私たち親指シフトユーザとしては、このラインナップはぜひ存続してほしいと思うのですが、この830MG/Sが売れなければ、次はないんです。新しいキーボードの金型があるとか在庫があるとか、そんな問題ではなく、親指シフト搭載機が「売れるか、売れないか」なのですよ。

ビジネスモデルの830MGシリーズはすでに販売が終了した商品です。店員さんの話では、この830MG/Sという親指シフト搭載機に関しては、おそらくボーナス商戦までは何とか供給が可能だが、それ以降は全くわからない(830MGシリーズに変わるベース機に親指シフトキーボードを搭載して販売することが可能かどうかは全くわからない)ということです。しかし、確実にいえるのは、830MG/Sが売れなければもう次はない、ということ。

既存の親指シフトユーザの方にはぜひ購入を検討していただきたいですし、ちょっと人とは変わったものに興味がある方、効率のよい日本語入力方法を求めるこだわり派の方にもぜひ注目していただきたい機種です。現在、『週刊アスキー』誌にて高橋源一郎さんがこのFMV-830MG/Sに関するレビュー記事を書いておられます。

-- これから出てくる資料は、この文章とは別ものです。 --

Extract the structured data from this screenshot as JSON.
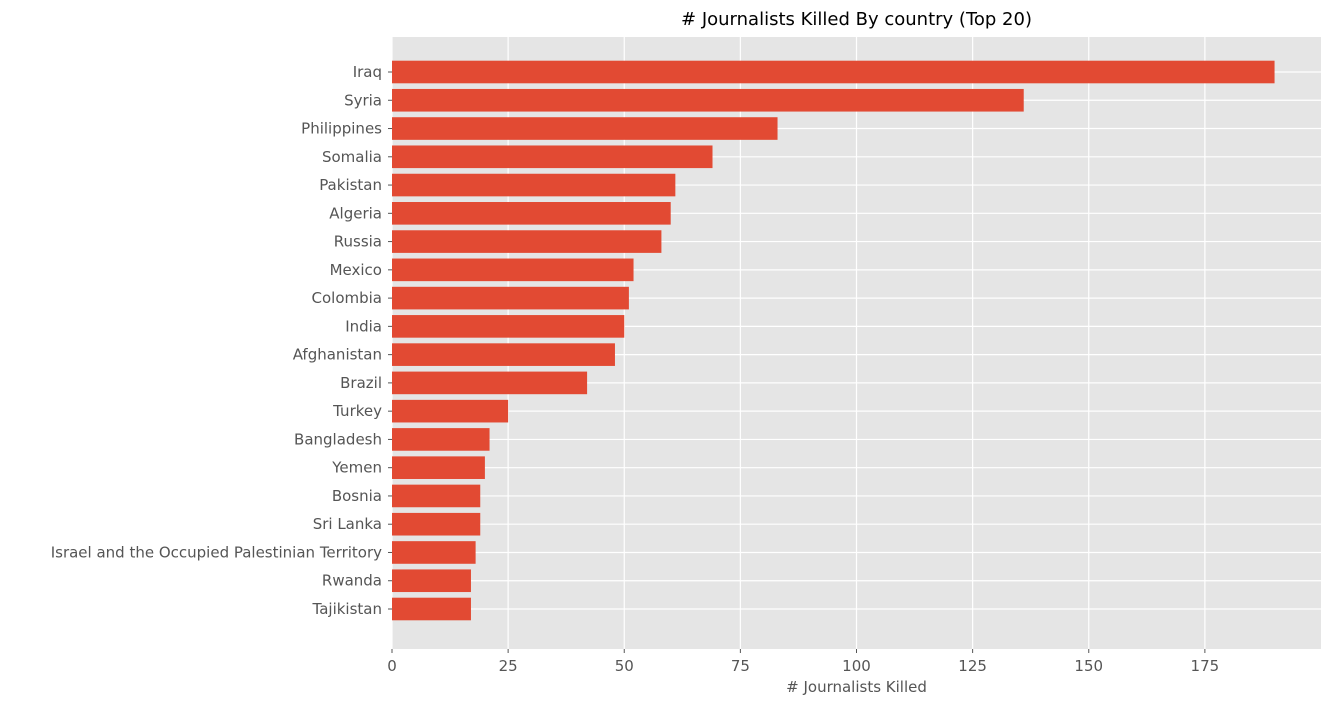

ちなみに現在私も830MG/Sにてこの記事を入力していますが、A4のFMV-7000NA5なみに快適ですし、何よりも処理が速い。私はMacを使っているので今回無線LANのAirMac Extreme Base Stationも購入し、手さぐりで無線LANを使えるようにしたのですが、非常に快適です。子供のために4Mbpsのアニメ作品を1時間くらい見ましたが、スムースでしたよ。その子供が麦茶を830MG/Sのキーボードにぶちまけたときはあわてましたが…!今のところそれによる問題はなさそうで安心しています。

今回、これだけすばらしい機種を入手できたことに、富士通専門店「アクセス」さん、富士通株式会社殿には最大限の感謝の意を表したいと思います。